My opinion changed when Jo Wilson from Grey’s Anatomy graced my screen. If you live under a rock and haven’t seen the show, Dr. Wilson is a woman who was left at a fire station, became homeless, and was later abused by her husband.
And yet, she is the epitome of everything I could ever dream of being. I didn’t think that character could hit any closer to home.
And then she broke.
It wasn’t graceful, and it went against everything I forced myself to be. We’re always told not to fall apart. She shattered and shut out everyone that loved her. And yet, the fact that she did fall apart only made me love her more.
By some strange coincidence, I happened to watch her breakdown during a very dark time in my life. Watching her struggle to hold it all in gave me the confidence to let go.
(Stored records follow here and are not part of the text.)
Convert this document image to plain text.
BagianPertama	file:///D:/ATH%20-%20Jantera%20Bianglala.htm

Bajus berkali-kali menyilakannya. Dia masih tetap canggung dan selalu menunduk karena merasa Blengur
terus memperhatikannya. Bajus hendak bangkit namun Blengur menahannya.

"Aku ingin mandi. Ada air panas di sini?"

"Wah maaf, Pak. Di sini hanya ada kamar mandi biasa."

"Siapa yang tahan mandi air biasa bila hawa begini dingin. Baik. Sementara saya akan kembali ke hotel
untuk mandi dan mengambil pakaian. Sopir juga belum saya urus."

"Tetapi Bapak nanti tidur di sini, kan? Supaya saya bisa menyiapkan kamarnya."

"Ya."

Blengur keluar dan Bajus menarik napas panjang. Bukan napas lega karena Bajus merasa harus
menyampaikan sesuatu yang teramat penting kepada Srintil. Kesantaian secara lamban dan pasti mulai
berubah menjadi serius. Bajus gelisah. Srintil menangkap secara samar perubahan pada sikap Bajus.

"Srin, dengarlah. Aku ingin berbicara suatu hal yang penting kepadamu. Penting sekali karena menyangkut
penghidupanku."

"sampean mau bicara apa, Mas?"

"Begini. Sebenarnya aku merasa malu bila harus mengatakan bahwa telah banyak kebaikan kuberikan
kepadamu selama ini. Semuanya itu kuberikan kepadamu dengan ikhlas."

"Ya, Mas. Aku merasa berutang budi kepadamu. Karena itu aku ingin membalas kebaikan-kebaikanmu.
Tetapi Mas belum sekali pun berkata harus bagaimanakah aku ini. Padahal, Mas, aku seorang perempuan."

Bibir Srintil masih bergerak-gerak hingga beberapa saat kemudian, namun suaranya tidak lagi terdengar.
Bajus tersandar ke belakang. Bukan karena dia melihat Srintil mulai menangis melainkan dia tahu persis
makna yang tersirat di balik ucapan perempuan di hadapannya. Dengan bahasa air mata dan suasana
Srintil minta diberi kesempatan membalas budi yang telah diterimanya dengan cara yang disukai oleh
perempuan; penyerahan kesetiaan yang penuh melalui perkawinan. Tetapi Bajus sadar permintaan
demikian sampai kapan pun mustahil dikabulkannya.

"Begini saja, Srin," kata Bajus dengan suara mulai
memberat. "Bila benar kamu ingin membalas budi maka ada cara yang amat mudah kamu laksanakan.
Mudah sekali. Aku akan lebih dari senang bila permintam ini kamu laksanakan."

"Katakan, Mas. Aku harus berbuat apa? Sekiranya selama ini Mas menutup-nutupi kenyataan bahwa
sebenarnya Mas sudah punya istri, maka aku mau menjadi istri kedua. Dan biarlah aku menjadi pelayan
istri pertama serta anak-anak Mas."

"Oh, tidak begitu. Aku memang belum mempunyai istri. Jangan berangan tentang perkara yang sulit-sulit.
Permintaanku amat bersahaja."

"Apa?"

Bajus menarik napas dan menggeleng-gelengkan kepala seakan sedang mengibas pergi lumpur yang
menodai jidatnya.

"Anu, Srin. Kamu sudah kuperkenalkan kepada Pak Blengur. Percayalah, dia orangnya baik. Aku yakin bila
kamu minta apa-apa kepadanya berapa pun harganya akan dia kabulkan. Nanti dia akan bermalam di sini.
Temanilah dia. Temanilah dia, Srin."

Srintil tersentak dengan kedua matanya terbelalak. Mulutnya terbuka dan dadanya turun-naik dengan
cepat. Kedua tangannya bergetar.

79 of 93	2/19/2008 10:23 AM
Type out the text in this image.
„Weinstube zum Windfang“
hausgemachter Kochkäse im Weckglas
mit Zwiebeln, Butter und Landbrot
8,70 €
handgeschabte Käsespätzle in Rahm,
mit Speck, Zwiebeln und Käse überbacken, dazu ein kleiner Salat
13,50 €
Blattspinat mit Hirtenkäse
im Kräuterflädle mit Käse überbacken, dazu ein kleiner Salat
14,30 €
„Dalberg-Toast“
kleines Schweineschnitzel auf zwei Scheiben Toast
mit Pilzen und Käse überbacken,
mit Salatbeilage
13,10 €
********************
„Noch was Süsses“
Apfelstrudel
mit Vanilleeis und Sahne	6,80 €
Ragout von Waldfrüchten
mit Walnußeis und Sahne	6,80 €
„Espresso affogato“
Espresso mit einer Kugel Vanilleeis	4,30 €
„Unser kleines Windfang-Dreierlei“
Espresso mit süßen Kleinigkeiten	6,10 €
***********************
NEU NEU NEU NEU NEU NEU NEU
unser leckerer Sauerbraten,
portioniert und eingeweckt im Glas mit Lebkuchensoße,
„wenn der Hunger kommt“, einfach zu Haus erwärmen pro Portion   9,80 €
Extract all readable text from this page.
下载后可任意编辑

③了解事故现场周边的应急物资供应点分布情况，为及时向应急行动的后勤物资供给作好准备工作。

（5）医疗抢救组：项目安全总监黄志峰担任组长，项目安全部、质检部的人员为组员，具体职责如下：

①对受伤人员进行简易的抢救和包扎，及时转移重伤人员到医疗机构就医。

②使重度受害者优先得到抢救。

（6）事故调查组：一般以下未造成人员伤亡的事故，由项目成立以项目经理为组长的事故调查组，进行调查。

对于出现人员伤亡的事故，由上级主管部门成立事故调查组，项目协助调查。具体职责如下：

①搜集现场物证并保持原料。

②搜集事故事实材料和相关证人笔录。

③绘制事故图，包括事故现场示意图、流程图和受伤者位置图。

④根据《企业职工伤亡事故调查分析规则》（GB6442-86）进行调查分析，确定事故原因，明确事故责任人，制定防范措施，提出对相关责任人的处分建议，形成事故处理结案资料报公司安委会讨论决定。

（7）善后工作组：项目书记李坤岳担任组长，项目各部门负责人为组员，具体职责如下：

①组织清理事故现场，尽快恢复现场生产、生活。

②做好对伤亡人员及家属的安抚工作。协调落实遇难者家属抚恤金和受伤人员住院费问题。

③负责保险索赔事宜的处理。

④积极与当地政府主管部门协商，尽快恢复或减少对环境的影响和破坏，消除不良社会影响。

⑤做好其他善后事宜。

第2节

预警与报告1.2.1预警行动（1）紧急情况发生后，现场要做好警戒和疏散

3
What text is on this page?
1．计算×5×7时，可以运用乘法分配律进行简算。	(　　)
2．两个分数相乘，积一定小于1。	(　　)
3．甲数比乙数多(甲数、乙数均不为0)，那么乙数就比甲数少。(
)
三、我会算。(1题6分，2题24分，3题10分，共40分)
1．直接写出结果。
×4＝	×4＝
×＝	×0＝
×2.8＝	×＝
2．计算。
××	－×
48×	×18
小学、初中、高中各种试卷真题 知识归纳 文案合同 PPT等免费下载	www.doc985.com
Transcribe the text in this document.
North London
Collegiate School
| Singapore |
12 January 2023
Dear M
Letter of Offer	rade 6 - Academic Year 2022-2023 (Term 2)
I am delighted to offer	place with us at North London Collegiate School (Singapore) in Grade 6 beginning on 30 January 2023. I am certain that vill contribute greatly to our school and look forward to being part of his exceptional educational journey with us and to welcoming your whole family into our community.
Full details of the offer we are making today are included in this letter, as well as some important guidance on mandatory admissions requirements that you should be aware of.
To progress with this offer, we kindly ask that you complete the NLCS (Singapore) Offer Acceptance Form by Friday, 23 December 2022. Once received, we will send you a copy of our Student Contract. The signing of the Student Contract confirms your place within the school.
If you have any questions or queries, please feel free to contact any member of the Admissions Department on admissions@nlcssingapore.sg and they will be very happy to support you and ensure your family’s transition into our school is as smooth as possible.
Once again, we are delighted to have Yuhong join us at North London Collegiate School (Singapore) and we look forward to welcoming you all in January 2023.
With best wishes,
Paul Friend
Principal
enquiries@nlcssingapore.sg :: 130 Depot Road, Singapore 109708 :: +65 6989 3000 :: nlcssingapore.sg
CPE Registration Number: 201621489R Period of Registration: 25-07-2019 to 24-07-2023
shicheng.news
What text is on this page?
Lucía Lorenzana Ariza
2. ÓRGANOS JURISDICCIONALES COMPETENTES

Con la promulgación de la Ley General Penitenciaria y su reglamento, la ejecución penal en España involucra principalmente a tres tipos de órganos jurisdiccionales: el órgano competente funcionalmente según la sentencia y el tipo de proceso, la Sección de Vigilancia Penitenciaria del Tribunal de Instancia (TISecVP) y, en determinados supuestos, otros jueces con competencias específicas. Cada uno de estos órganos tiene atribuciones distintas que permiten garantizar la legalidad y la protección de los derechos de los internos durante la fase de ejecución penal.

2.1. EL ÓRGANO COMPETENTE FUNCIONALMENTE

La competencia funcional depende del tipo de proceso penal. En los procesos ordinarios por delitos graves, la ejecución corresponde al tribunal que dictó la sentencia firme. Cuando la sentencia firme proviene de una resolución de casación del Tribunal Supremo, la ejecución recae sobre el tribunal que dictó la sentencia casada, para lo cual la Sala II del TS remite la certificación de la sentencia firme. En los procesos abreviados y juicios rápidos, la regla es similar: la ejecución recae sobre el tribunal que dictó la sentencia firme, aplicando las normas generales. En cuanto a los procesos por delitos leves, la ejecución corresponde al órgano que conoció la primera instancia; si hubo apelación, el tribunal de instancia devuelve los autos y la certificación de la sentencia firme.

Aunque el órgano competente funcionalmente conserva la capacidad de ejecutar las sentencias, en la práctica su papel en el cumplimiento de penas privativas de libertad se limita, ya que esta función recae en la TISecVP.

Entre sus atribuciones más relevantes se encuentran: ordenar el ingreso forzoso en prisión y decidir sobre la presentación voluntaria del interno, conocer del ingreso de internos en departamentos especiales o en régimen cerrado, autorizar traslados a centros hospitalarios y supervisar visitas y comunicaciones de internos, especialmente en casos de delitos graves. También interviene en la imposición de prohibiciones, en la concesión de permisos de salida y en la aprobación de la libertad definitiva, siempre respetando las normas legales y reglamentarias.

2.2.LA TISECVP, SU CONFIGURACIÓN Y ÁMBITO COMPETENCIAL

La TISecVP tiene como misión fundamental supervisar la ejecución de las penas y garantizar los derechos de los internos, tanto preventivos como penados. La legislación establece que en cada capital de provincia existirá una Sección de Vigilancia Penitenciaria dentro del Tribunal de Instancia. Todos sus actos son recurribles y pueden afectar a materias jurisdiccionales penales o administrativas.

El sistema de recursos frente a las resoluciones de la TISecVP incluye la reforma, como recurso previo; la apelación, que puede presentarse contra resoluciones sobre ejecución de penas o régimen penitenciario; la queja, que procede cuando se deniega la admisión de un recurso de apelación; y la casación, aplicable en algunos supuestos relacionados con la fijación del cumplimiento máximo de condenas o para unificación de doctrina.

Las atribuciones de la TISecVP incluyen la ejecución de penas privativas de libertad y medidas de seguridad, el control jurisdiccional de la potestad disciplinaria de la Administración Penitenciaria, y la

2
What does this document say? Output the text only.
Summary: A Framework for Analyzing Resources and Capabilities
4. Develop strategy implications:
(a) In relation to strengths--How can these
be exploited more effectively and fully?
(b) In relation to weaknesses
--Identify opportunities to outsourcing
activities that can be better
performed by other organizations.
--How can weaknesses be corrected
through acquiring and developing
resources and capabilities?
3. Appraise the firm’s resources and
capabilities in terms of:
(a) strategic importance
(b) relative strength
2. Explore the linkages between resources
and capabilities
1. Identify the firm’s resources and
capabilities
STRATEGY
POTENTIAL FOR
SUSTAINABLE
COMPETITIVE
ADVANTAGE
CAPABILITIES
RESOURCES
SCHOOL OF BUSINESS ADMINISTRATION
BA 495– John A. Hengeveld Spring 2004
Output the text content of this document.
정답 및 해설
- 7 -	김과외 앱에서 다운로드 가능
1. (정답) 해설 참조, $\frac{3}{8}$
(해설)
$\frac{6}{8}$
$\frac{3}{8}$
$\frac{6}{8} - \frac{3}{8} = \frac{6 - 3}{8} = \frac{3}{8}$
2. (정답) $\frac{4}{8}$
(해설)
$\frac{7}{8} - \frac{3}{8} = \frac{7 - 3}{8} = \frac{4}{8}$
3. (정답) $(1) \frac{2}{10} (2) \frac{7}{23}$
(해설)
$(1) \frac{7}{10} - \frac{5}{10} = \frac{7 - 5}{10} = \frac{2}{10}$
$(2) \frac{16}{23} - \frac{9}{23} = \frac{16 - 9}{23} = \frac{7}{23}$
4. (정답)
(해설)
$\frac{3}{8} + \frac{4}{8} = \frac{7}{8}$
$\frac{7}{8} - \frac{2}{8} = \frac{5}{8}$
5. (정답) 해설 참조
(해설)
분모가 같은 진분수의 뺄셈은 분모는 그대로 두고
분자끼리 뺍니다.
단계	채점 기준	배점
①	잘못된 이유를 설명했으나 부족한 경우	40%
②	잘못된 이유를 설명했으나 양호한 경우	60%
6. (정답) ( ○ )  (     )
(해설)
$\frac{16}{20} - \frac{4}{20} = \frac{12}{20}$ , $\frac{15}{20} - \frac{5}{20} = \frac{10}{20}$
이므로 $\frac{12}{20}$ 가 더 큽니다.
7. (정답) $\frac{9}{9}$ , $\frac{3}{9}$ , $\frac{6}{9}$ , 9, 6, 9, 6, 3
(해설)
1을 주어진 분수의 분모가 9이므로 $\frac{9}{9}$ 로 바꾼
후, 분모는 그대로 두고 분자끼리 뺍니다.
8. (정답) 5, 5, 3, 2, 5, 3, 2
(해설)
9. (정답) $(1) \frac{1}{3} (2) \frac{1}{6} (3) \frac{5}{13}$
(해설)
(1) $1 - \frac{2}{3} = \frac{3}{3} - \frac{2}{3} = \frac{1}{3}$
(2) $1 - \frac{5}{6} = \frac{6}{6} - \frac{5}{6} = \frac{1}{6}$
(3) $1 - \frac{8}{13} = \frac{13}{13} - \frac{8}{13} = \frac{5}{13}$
Because even though she was falling apart before my eyes, it only made me love her more.
All too often, when we see parental abandonment on TV, it’s the father who leaves. For me, that just doesn’t match my story. Seeing Jo struggle to understand why her mother left her as an infant, gave me the permission to ask the same question. I had never known how to go about the loss of my mom because i looked to characters for inspiration and none of them were in my situation.
Jo is so different to every other child of abandonment. I saw myself in her.
It seemed OK that I missed my mom – she did too. It wasn’t until the character I view as the epitome of strength fell apart, that I realized that I could too.
Even more than that, Jo fell apart and then got back up and continued fighting. For her, pain was not the end of her story. That is all I want for myself.
Heartbreak does not make you weak. Expressing it makes you strong. I’m not going to be cheesy and say that a fictional character saved my life, but Jo Wilson remains my inspiration forever.